Holy Trinity Church is in the village of Rainow, Cheshire, England. It is an active Anglican parish church in the deanery of Macclesfield, the archdeaconry of Macclesfield, and the diocese of Chester. Its benefice is combined with those of St John, Saltersford, and St Stephen, Forest. The church is recorded in the National Heritage List for England as a designated Grade II listed building. It was a Commissioners' church, having received a grant towards its construction from the Church Building Commission.

==History==

Holy Trinity was built in 1845–46, the architect being Samuel Howard of Disley, and the builder John Mellor of Rainow. A grant of £400 was given towards its construction by the Church Building Commission.

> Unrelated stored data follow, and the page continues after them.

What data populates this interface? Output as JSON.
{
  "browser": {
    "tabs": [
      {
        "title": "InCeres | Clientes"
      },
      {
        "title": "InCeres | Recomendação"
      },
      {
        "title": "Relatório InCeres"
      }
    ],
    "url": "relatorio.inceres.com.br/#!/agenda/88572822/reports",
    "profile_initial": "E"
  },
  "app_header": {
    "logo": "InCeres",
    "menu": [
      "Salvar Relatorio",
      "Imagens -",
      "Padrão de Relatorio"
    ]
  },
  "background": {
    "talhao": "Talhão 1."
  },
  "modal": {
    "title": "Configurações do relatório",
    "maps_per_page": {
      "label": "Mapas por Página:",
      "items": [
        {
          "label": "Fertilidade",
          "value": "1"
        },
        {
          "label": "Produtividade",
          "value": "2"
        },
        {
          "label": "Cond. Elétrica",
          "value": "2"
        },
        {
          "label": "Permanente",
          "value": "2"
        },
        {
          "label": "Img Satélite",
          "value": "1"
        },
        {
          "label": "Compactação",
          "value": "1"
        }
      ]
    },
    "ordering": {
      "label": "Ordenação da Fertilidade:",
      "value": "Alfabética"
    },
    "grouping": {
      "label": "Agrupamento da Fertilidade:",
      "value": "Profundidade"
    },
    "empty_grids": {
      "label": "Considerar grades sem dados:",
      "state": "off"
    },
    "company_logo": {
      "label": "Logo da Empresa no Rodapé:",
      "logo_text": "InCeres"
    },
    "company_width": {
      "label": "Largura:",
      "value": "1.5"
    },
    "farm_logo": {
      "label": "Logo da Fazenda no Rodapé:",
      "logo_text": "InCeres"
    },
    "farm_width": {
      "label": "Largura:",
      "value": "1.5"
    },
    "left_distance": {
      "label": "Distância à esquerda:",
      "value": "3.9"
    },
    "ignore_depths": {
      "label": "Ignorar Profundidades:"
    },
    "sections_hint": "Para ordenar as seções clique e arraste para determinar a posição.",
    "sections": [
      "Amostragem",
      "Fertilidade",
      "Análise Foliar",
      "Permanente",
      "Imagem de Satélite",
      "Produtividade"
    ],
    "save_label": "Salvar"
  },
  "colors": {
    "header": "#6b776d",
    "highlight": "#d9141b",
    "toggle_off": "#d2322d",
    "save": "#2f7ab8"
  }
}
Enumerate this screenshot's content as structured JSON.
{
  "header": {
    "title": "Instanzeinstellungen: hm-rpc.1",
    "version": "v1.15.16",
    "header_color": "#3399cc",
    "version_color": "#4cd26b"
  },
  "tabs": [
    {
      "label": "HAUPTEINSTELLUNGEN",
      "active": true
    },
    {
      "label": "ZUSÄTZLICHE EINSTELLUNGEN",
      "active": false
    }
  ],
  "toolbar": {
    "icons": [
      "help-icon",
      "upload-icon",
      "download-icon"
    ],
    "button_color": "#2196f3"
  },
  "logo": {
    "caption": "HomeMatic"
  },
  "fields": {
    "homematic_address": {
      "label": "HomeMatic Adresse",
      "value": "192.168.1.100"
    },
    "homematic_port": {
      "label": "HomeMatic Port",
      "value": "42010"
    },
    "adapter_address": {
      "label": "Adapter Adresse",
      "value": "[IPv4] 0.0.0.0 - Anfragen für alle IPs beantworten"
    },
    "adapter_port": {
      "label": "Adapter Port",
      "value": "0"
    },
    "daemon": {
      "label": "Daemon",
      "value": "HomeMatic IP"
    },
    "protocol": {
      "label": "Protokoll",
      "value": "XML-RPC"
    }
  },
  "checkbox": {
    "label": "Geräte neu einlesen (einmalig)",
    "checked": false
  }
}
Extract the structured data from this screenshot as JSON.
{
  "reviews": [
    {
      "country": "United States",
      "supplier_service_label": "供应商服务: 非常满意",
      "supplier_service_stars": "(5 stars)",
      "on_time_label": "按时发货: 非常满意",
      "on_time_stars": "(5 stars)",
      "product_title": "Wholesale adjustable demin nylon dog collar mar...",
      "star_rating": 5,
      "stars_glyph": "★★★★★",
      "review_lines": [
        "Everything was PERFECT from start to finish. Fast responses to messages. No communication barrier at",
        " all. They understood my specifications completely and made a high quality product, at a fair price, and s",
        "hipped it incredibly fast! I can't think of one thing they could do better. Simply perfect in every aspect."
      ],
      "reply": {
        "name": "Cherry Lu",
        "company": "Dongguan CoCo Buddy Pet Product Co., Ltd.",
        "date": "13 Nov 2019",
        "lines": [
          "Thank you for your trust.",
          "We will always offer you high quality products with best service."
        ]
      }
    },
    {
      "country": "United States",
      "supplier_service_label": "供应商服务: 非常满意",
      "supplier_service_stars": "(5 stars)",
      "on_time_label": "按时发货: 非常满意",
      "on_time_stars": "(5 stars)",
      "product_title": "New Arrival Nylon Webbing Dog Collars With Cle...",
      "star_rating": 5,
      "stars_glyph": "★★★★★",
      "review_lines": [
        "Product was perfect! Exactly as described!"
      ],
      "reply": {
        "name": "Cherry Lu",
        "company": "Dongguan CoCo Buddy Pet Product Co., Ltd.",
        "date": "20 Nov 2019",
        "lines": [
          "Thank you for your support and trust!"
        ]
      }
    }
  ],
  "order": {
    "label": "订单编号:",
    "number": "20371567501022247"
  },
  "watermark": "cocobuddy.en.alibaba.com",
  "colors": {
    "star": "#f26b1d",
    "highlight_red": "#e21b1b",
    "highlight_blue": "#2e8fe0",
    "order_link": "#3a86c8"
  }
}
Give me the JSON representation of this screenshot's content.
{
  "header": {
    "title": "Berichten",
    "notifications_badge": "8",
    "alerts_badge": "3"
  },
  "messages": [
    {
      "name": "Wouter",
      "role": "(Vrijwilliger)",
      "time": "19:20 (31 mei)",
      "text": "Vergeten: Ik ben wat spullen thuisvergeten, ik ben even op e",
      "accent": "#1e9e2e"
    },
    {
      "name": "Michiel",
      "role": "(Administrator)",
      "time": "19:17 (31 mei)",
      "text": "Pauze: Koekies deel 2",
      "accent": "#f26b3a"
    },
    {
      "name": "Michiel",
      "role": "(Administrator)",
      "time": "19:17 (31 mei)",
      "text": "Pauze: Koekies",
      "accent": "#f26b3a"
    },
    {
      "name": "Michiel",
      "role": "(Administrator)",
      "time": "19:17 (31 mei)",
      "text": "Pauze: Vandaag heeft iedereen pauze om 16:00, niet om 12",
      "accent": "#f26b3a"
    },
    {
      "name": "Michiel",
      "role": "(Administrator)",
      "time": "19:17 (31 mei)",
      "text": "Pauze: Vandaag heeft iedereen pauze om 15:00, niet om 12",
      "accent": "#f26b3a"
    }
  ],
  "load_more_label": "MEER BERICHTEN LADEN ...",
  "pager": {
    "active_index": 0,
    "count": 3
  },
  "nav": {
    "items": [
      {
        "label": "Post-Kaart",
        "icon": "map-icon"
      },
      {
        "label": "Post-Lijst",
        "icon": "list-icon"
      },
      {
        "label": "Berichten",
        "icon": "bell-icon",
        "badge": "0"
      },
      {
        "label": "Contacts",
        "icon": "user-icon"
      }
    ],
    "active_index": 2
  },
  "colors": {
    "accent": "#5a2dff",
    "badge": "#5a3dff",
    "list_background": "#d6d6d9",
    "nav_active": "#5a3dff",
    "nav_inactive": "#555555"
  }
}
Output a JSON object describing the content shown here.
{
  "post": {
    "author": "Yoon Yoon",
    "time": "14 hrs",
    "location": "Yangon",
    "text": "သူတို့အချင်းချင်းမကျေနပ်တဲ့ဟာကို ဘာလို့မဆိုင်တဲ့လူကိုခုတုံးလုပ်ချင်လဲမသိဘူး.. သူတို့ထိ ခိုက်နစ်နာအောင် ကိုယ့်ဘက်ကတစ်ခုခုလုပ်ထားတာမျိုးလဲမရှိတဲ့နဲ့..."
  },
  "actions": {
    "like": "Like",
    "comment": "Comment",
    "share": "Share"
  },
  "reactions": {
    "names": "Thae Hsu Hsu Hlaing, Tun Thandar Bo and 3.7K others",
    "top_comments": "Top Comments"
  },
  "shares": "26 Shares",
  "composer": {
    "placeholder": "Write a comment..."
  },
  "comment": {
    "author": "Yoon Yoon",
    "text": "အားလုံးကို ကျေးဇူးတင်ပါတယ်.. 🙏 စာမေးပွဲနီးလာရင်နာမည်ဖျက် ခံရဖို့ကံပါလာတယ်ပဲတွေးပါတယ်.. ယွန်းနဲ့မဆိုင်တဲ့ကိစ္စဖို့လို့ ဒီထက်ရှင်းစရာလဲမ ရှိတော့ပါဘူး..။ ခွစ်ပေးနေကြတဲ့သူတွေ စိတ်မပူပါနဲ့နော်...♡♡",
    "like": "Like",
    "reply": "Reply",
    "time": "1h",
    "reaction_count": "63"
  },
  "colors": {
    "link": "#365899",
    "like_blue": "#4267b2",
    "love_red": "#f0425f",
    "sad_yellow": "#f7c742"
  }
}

Today there are weekly services on Sunday mornings at 10am, including Holy Communion and Family Services. There is also a monthly Celtic-style Eucharist at 6.30pm on the second Sunday of the month, as well as monthly mid-week Holy Communion on the first Thursday of the month at 11.30am. This is followed by a Bring and Share lunch. Special services happen regularly throughout the year as well as lots of community groups and events, including the annual Rainow Church Fete and Scarecrow Fortnight in July.

==Architecture==

The church is constructed in buff sandstone. It is roofed in Welsh slates, and has a stone ridge. The plan consists of a broad four-bay nave, a short chancel, and a west tower. The tower is embraced by low towers carrying the stairs to the gallery. The tower is in three stages with angle buttresses. In the bottom stage is a west door, over which is a window containing Y-tracery. The middle stage contains circular clock faces, and the top stage has three-light louvred bell openings. At the summit is an embattled parapet with corner pinnacles. Along the sides of the church the bays are divided by buttresses, each bay continuing a two-light lancet window with Y-tracery. At each corner of the church is a pinnacle. The east window has three lights with intersecting tracery.

Inside the church is a west gallery carried on octagonal iron posts. There was a wide central aisle flanked by box pews. The church has been re-ordered and some box pews remain. The majority have been removed and chairs are now used. The space allows for the church to be a multi-use space, suitable for fundraising and community events. In the gallery is a small two-manual organ, its date and maker being unknown.

==Churchyard==

The churchyard contains two Commonwealth war graves, of a Royal Engineers soldier of World War I and a Royal Army Service Corps soldier of World War II.